🤖 AI Summary
Existing AI-driven cyberattack capability assessments lack systematicity, fail to cover the full attack lifecycle, and inadequately support precise defense. Method: This paper introduces the first end-to-end AI cyberattack capability assessment framework, innovatively adapting the cyber kill chain to AI systems. Grounded in over 12,000 real-world attack attempts, it distills seven AI-native attack patterns and constructs fifty cross-phase evaluation challenges. It proposes the novel “bottleneck analysis” method to identify AI-induced cost-disruption points and enables targeted defense prioritization and AI-augmented red teaming simulations. Results: Experiments reveal significant AI-amplification effects—particularly in initial access and privilege escalation phases. The work delivers (1) the most comprehensive AI cyber risk assessment framework to date, (2) an actionable defensive strategy guide, and (3) an open-source assessment toolkit.
📝 Abstract
As frontier models become more capable, the community has attempted to evaluate their ability to enable cyberattacks. Performing a comprehensive evaluation and prioritizing defenses are crucial tasks in preparing for AGI safely. However, current cyber evaluation efforts are ad-hoc, with no systematic reasoning about the various phases of attacks, and do not provide a steer on how to use targeted defenses. In this work, we propose a novel approach to AI cyber capability evaluation that (1) examines the end-to-end attack chain, (2) helps to identify gaps in the evaluation of AI threats, and (3) helps defenders prioritize targeted mitigations and conduct AI-enabled adversary emulation to support red teaming.

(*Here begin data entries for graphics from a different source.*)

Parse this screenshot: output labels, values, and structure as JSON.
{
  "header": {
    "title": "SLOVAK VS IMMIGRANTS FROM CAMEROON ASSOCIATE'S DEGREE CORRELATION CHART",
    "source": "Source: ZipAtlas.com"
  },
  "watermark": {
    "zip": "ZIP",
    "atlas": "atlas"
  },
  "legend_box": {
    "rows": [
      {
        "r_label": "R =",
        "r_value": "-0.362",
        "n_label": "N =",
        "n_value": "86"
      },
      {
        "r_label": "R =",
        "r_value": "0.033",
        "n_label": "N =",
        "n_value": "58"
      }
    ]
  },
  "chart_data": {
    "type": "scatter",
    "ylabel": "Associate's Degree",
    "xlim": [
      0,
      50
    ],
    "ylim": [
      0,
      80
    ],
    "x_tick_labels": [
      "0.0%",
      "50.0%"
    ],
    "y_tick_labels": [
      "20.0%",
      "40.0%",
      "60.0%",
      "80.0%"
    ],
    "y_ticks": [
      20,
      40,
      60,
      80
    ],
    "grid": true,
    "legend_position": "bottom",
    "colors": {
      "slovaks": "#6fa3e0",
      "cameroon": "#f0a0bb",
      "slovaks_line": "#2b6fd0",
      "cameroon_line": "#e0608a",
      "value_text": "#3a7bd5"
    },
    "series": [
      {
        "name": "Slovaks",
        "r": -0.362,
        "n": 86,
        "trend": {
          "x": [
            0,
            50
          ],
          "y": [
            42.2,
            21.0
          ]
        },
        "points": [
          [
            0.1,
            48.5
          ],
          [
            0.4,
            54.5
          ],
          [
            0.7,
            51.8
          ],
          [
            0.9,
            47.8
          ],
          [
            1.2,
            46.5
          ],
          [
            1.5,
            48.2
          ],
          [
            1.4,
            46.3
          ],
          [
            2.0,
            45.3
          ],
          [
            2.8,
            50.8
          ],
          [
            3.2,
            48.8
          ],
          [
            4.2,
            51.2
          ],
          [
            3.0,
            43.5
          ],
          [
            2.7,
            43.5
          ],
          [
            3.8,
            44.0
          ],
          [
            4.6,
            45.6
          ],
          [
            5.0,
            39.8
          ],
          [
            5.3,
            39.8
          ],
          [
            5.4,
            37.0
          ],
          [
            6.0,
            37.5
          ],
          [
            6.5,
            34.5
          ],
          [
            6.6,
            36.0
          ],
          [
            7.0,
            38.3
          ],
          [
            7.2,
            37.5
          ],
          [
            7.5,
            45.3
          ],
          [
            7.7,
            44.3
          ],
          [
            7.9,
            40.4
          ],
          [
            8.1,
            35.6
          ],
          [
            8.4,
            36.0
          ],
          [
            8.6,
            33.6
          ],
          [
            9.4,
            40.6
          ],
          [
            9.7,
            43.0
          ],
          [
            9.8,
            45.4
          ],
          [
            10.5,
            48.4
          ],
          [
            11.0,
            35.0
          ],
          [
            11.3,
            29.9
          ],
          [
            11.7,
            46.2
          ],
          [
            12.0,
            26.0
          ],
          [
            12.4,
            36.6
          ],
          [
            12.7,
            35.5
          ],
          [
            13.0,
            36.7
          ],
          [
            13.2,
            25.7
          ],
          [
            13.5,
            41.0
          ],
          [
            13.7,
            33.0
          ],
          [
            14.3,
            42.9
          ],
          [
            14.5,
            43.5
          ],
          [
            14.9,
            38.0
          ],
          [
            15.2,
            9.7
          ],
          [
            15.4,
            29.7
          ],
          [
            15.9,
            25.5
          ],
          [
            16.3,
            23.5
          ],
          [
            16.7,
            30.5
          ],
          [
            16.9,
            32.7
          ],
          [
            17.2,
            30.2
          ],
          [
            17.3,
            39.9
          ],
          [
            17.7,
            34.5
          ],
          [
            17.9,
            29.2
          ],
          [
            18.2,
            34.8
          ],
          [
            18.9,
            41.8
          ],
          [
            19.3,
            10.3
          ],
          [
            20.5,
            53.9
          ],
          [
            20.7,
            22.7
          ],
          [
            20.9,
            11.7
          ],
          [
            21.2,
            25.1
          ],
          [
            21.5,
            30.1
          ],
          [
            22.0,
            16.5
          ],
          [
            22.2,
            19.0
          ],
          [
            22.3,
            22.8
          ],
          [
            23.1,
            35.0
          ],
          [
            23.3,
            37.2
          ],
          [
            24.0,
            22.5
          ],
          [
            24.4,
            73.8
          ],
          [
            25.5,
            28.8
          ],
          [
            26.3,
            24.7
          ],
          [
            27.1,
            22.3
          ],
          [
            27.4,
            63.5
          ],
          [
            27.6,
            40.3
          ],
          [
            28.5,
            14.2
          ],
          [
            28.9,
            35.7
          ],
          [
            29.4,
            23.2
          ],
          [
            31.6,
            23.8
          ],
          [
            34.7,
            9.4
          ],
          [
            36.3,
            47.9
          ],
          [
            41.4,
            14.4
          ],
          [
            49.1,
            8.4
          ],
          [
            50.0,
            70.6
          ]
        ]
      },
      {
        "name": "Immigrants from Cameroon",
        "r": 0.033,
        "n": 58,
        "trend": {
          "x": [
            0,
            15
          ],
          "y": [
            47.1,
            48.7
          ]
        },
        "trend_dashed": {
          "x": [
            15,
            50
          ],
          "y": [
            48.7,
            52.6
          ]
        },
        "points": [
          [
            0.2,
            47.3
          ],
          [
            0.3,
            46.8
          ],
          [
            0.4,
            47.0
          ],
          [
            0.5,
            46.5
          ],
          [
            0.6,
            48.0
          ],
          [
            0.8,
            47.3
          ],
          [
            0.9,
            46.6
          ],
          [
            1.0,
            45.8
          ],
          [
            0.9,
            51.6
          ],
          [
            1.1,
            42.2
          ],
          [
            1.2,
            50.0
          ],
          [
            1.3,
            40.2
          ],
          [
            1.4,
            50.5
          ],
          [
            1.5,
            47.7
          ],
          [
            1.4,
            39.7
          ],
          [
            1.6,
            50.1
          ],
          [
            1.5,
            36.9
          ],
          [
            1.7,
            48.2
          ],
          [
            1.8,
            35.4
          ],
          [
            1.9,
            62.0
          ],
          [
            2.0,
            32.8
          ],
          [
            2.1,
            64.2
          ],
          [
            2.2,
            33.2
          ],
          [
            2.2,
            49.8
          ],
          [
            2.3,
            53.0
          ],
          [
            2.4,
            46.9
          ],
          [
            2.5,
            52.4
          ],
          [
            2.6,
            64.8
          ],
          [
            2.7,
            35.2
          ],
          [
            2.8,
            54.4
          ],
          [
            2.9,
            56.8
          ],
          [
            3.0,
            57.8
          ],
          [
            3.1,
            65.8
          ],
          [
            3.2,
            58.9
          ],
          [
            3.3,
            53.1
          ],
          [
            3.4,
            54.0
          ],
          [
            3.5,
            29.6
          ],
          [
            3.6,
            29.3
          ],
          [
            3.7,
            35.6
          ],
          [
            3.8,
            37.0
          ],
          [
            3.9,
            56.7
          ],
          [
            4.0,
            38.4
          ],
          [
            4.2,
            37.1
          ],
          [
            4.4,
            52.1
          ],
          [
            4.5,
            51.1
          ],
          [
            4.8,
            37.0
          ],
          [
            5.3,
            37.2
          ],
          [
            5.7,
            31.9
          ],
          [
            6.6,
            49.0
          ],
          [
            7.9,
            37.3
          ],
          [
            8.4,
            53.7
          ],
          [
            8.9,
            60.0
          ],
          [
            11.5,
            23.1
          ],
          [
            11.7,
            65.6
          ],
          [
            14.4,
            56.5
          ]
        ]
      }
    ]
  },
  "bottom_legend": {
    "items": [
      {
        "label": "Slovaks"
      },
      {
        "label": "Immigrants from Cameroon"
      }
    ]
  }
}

To achieve these goals, we propose adapting existing cyberattack chain frameworks to AI systems. We analyze over 12,000 instances of real-world attempts to use AI in cyberattacks catalogued by Google's Threat Intelligence Group. Using this analysis, we curate a representative collection of seven cyberattack chain archetypes and conduct a bottleneck analysis to identify areas of potential AI-driven cost disruption. Our evaluation benchmark consists of 50 new challenges spanning different phases of cyberattacks. Based on this, we devise targeted cybersecurity model evaluations, report on the potential for AI to amplify offensive cyber capabilities across specific attack phases, and conclude with recommendations on prioritizing defenses. In all, we consider this to be the most comprehensive AI cyber risk evaluation framework published so far.